Trying to calculate what the variance is when throwing two dice simultaneously. To calculate the variance i use the formula
$$\frac 1 n \sum_{i = 1}^n(x_i - \overline{x})^2 = \frac 1 n \sum_{i = 1}^n (x_i - \mu)^2 $$
Yet, I'm also aware of the other way to do the calculation: $$\operatorname{Var}(X) = \sigma^2 = \sum_{i = 1}^n P(X=x_i)\cdot (x_i - \mu)^2$$
But when i plot the numbers in to the formula i dont get the same answer.

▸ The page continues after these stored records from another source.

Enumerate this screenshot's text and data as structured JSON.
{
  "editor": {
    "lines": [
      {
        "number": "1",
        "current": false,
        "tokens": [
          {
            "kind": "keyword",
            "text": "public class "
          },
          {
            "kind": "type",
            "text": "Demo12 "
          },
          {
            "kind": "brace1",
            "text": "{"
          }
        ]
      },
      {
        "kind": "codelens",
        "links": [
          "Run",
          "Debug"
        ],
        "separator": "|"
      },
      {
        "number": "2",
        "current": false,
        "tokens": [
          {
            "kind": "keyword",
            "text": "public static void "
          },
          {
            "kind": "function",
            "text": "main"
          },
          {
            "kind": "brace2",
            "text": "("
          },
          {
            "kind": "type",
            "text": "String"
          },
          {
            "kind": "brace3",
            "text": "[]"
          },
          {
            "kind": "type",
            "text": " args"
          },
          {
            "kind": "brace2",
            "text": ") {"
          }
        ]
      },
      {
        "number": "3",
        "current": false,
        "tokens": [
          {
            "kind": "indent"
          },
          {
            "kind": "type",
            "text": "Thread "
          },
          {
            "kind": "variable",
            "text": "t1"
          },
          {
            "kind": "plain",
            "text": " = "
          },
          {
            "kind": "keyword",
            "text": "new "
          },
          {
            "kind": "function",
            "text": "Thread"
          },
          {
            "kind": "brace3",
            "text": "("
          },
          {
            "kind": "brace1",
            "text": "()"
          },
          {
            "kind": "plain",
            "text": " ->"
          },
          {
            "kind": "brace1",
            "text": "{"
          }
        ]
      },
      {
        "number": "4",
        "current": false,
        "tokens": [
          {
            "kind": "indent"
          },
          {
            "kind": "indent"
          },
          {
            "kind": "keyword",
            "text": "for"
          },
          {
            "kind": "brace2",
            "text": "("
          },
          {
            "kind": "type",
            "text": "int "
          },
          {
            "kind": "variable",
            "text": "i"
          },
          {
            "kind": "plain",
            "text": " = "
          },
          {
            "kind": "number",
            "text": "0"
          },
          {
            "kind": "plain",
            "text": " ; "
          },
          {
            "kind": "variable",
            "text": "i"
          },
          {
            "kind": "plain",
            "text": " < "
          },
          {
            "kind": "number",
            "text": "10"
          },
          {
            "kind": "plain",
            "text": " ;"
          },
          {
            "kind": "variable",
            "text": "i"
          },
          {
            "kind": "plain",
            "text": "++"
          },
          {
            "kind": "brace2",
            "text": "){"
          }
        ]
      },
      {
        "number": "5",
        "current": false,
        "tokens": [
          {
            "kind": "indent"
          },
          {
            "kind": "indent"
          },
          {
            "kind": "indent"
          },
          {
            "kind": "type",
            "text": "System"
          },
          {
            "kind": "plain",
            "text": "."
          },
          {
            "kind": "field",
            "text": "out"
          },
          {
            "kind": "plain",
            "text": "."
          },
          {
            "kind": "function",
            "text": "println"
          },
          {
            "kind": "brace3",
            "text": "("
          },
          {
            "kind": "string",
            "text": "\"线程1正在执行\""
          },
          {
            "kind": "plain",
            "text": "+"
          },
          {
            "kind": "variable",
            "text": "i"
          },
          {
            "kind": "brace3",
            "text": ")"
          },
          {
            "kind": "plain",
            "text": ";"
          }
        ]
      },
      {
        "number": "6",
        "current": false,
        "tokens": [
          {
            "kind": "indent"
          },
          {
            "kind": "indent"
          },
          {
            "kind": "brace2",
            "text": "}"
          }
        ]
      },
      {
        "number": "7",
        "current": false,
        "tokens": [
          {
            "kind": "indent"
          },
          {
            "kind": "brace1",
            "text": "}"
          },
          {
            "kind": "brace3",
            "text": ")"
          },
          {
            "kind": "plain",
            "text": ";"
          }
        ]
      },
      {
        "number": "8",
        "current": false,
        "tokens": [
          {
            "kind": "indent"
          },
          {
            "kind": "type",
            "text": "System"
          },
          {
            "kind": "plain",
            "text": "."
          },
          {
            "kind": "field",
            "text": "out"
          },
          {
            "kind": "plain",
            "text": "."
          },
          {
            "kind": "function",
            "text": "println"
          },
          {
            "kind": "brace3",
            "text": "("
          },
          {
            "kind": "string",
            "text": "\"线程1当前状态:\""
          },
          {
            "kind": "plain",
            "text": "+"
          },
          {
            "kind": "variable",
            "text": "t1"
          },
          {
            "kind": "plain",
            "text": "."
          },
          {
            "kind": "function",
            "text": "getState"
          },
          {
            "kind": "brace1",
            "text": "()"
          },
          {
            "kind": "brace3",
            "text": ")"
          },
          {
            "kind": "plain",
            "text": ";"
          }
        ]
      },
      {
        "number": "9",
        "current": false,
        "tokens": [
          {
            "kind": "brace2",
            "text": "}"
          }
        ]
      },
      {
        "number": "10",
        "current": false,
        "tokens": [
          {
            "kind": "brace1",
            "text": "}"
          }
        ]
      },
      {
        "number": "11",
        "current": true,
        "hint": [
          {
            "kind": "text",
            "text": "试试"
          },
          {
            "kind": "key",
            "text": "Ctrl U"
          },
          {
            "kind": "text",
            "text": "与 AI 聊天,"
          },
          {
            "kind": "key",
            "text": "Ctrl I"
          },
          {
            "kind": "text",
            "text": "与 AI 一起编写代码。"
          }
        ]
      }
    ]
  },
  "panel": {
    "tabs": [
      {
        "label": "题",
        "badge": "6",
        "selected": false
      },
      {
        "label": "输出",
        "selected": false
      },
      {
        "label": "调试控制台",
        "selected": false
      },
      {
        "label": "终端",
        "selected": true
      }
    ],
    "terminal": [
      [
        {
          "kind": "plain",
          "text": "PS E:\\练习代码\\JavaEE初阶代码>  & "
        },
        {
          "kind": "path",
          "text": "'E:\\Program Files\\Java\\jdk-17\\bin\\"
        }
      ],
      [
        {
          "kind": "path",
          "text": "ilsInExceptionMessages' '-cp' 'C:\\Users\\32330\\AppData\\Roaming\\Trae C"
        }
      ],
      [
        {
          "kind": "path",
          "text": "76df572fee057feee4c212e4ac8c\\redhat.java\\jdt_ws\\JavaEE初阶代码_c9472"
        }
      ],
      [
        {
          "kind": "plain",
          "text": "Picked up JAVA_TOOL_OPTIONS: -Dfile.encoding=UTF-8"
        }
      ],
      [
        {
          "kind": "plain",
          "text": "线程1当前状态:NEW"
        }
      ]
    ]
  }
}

Now here my variance following the first formula will total $110$, and i should therefore divide i by $36$ to get my final answer. This yields $3,05$ which is not the correct answer. In my workbook from school they have included the original formula with the answers, and for the total variance they get $210$ instead of $110$. What am i doing wrong?
Here are pictures of my workbook. With the formula that yields the right answer. With the formula that yields the right answer.
And the one i used.
Your total of $110$ assumes each of the numbers $2$ through $12$ occurs only once in your list. But this list is this: $$ 2,3,3,4,4,4,5,5,5,5,6,6,6,6,6,7,7,7,7,7,7,8,8,8,8,8,9,9,9,9,10,10,10,11,11,12 $$ I.e. $x_1=2,$ $x_2=3,$ $x_3=3,$ and so on.
So the sum is $210$, and $\dfrac{210}{36} = 5.833333\ldots\,.$